In this case, I happen to know the owner. I drink his coffee daily. He has been extremely busy lately, focused on opening his second and third location. He intended to get Schedulefly set up to help make that transition easier for himself and his team, but he simply hasn’t had the time to sit down and do it. At some point, he’ll get around to it. He’ll do it when scheduling and communicating with his staff becomes unbearable – when we have the solution to his number one problem. But right now, he has other issues to tackle.
This single example is why I’m so thankful we don’t try to manipulate the organic nature of our free trials. Conventional wisdom would indicate we should hire somebody dedicated to “increasing our trial closure rate.” (I put that in quotations because we could never phrase it that way, but that’s how most business people would phrase it – and it’s what investors would say to us, if we had investors: “You need to increase your trial conversion rates. Arrrrrrrggghhhhhh!!!!” O.K., they probably wouldn’t say the Arrrrgghhhhh part.) Anyway, about 33% of our free trials “convert,” which means if we have 300 trials running at any given time, about 100 of those restaurants become customers. That’s pretty awesome as far as we’re concerned, and it gets even better when you look closer at it, because many of those “converted” trials are restaurants that had already run a free trial once or twice (or more times!) in the past, and it didn’t work for them at the time.
Which brings us back to Chris. I’m not sure when his coffee shops will run another free trial, and it doesn’t matter. He’ll do it when he’s ready, not when we want him to. And that’s exactly why we won’t ever be myopic and try to “move the needle” (another common business phrase I would never use) by having sales people who are incented to turn more trials into customers. But couldn’t we realistically go from 33% to 40%, meaning an increase of 240 more new paying customers per year? Maybe. Maybe we could. We certainly could measure it, and pat ourselves on the backs if we were successful.

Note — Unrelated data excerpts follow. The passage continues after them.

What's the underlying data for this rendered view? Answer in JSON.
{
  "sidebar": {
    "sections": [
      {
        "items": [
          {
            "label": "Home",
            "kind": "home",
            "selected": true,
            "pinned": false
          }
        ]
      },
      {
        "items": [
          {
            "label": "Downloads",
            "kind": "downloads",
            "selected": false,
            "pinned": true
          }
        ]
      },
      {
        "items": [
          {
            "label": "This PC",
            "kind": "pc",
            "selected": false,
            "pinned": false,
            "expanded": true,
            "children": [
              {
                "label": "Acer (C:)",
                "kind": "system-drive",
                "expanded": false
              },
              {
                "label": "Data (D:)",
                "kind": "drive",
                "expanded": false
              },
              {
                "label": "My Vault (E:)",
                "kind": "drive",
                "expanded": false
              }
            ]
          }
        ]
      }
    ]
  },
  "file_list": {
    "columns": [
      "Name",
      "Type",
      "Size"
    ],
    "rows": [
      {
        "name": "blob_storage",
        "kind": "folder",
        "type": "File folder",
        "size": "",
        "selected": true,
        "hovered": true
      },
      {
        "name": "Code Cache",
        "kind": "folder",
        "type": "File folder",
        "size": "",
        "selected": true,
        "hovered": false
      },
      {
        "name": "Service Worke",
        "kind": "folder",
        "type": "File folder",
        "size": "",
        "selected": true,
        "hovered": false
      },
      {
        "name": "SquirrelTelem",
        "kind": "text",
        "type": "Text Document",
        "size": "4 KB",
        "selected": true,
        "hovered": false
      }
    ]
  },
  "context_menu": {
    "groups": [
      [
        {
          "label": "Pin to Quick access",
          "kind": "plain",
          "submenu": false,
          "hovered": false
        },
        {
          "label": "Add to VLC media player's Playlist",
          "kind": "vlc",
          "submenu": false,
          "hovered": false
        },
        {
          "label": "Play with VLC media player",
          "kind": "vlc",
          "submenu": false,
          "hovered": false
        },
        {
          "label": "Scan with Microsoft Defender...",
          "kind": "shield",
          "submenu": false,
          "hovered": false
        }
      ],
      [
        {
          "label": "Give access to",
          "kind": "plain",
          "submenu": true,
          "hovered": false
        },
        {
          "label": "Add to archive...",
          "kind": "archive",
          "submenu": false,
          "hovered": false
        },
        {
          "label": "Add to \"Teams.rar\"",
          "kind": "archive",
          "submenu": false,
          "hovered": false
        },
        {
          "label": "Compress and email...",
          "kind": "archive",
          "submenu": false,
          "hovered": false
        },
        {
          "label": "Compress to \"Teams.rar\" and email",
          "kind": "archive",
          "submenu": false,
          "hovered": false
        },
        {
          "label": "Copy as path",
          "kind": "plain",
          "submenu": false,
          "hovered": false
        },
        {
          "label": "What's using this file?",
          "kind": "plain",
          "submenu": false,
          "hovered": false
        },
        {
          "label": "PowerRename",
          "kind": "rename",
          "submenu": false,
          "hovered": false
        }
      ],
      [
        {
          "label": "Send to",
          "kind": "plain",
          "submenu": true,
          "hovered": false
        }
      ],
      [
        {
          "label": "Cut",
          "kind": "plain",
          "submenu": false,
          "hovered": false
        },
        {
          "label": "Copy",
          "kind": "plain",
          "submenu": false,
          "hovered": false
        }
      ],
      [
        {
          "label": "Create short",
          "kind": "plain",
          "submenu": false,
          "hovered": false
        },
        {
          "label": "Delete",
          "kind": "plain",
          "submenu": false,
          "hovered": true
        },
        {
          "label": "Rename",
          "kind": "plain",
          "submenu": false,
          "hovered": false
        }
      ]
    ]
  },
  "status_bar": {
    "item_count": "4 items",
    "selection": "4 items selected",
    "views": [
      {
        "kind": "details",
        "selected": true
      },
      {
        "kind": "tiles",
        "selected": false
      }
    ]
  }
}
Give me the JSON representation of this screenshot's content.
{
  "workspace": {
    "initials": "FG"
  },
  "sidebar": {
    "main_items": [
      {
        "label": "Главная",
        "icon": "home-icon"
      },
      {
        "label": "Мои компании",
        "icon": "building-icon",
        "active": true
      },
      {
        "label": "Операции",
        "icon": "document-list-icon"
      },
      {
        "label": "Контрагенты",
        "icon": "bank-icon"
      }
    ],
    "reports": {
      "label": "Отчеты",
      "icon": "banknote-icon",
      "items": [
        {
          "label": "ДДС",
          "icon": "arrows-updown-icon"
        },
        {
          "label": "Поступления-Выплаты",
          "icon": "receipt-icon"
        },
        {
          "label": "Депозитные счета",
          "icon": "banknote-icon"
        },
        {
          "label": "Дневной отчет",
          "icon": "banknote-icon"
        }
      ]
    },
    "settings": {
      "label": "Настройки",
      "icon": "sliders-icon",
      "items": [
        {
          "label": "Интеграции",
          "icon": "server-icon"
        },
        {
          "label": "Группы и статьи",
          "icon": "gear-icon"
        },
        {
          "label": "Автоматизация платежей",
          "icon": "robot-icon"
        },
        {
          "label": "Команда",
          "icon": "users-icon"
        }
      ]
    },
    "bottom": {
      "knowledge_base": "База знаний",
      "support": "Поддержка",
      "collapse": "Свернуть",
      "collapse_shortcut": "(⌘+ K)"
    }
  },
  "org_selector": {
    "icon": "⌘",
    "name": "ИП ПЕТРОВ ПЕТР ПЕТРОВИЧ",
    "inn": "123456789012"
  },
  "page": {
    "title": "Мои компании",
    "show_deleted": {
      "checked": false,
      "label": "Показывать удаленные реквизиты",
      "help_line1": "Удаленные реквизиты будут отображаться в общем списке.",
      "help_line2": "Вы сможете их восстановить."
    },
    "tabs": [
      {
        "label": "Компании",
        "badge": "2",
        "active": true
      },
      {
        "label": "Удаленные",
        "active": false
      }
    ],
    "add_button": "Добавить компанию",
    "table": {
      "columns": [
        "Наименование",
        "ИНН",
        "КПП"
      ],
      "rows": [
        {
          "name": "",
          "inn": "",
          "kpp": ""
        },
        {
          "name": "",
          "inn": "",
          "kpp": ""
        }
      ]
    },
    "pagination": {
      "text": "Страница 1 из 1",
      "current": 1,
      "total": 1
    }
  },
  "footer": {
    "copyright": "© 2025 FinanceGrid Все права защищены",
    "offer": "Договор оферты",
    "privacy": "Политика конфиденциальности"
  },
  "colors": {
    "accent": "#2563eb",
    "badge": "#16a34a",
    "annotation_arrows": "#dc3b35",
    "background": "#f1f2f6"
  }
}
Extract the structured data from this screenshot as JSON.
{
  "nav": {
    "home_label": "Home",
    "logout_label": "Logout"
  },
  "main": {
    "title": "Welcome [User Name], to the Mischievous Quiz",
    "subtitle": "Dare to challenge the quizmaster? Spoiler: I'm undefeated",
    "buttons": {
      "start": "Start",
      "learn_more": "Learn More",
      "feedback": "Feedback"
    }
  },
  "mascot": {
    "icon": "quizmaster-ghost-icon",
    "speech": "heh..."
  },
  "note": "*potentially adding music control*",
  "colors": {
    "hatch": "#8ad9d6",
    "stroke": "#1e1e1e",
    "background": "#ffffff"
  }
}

But we believe in silent evidence, the evidence you can’t measure. How many people would be turned off by our pressure during their trial, deciding to look at other options because we were trying so hard to get them to pay us? We have no idea. We can’t measure that. Or, more importantly, how many people would become customers because they ultimately decided they like our software, but that didn’t enjoy the whole experience because we annoyed them during the trial, and therefore wouldn’t say the words “I love Schedulefly!” or highly recommend us to their friends? Again, we have no way to measure that. And that’s the issue, because that’s a very important part of all of this. You see, we are not trying to build a big company, we are trying to build a great business and a brand people love. You can’t do that if people buy your product begrudgingly due to a lack of other good options, or because you pressured them into it. But you can do it if you get out of the way, and let people buy when they are ready. (You clearly have to do a lot of other things well to build a great business and a loved brand, but this is a critical piece of the puzzle.)
There are other reasons we’ll never try to manufacture a higher conversion rate (we don’t want to have a sales person offering discounts and incentives to get people to convert, we want to keep our small crew of just five guys at just five guys for as long as possible, etc), but the most important reason is that we are here for the long haul. We are patiently growing, one customer at a time. We don’t intend to ask restaurant people to use Schedulefly on our time frame. Rather, we intend to be here when – and only when – they are ready.